Our study has some limitations. First, because this is a retrospective and single center study, observational bias and selection bias may exist. A randomized, prospective, controlled study is needed to resolve these limitations. Second, we did not measure the acid-base status, electrolyte concentrations, and inflammatory cytokines immediately after graft reperfusion and prior to systolic hypotension by our retrospective study design; therefore, we could not differentiate between the effects of cold HTK solution itself or the donor blood containing inflammatory mediators affecting cardiac functions. A prospective design is required to elucidate these differences in the future study. Additionally, a comparison study between HTK and UW solution is also needed. Third, although a sudden decrease in BT was common when the portal vein was unclamped, we failed to demonstrate the correlation between changes in BT and arrhythmogenic indices. This was likely due to the compound nature of cold blood containing preservation solution and the relatively short time period of ECG analyzed by our study design. Therefore, exact ECG response of sudden hypothermia remains to be elucidated.
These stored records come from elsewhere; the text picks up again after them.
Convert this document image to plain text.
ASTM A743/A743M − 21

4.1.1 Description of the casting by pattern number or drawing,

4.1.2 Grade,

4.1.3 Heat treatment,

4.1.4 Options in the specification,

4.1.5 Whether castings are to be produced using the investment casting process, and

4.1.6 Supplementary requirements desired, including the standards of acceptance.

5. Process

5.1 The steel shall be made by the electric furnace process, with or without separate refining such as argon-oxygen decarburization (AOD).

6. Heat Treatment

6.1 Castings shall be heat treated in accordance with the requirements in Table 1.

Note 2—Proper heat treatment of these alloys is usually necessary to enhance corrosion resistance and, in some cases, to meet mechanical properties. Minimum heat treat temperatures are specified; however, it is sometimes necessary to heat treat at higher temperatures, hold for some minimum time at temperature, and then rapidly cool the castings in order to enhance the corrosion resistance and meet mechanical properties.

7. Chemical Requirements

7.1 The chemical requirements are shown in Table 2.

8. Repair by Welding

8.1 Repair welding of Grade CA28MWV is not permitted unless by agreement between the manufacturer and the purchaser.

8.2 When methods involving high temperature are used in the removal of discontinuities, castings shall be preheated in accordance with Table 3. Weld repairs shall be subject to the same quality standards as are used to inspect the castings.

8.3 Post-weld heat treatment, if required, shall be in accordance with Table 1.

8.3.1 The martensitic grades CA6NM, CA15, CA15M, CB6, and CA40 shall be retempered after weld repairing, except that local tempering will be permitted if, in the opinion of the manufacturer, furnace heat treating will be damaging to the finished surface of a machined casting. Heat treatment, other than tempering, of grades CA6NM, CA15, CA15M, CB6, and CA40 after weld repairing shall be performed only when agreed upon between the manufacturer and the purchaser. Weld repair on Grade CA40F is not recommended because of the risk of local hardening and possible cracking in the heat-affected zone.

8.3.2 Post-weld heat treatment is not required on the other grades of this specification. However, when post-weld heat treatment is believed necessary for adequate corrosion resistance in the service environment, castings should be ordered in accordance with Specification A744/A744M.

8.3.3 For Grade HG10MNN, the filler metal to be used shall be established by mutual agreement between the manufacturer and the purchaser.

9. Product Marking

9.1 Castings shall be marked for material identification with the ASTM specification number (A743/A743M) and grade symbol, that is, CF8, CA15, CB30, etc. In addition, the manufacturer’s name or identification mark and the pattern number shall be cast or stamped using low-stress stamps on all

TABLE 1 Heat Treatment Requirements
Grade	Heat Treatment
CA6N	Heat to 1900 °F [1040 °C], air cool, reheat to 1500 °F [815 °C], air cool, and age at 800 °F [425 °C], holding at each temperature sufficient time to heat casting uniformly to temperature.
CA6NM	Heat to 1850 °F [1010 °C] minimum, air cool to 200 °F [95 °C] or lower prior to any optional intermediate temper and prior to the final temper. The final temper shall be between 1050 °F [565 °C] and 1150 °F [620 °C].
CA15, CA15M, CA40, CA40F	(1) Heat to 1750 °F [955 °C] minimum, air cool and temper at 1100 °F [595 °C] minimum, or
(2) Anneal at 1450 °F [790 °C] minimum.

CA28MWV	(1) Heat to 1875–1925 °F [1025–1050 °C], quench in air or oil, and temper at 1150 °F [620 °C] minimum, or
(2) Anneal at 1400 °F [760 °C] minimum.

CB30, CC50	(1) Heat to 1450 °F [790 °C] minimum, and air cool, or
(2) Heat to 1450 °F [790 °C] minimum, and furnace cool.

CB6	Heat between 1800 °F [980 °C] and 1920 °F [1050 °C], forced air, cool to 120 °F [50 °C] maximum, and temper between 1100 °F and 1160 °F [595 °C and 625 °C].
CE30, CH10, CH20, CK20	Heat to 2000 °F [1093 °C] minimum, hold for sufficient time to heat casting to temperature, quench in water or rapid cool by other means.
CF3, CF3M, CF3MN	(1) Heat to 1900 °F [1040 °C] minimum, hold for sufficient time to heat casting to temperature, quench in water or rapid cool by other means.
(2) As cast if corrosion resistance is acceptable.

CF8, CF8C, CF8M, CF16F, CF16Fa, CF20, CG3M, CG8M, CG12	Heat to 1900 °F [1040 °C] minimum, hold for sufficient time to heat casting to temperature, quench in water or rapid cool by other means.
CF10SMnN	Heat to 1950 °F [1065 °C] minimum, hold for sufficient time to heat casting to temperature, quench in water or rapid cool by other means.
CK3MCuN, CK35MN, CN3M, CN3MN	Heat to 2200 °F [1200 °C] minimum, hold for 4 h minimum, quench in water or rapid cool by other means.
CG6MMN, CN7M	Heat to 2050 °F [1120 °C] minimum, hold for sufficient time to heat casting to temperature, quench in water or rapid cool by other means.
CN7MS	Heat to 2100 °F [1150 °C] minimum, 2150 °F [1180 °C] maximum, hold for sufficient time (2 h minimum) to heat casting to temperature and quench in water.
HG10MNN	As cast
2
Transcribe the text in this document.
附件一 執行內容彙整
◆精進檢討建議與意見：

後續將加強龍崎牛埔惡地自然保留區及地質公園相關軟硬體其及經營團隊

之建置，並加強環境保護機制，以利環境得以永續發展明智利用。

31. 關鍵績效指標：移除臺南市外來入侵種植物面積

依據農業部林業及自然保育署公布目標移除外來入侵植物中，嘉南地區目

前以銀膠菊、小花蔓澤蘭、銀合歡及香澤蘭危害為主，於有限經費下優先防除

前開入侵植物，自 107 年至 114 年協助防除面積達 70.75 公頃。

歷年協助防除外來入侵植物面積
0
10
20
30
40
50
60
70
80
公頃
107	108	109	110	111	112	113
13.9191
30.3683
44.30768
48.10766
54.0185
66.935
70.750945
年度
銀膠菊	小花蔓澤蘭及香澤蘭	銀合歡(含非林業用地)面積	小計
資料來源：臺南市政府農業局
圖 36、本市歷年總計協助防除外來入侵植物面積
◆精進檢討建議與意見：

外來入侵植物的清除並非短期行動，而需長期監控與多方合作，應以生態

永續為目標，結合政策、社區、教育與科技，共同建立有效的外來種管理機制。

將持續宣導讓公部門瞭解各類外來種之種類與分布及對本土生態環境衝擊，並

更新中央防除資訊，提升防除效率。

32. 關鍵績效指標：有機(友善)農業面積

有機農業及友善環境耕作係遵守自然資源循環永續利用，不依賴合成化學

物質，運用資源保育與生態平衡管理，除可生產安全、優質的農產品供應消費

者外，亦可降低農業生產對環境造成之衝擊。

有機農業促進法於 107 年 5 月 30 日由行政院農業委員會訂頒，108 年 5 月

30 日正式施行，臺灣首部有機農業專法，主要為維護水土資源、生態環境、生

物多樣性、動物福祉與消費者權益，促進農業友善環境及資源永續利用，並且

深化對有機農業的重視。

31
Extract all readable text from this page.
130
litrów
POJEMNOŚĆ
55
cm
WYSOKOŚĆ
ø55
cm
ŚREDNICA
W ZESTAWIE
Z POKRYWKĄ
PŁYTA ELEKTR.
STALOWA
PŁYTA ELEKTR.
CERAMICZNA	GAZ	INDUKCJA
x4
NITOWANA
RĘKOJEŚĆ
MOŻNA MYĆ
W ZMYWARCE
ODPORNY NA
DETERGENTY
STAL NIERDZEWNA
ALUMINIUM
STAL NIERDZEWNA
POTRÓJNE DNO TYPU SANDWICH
In conclusion, acute hypothermia was prevalent in undergoing living-donor LT after the portal vein was unclamped. We also found an increase in ventricular arrhythmogenic potential and changes in ST and T waves that developed rapidly and immediately after portal vein unclamping in LDLT patients using HTK solution before hemodynamic instability, which may have contributed to further development of severe ventricular dysrhythmias if combined with profound systolic hypotension of postreperfusion syndrome.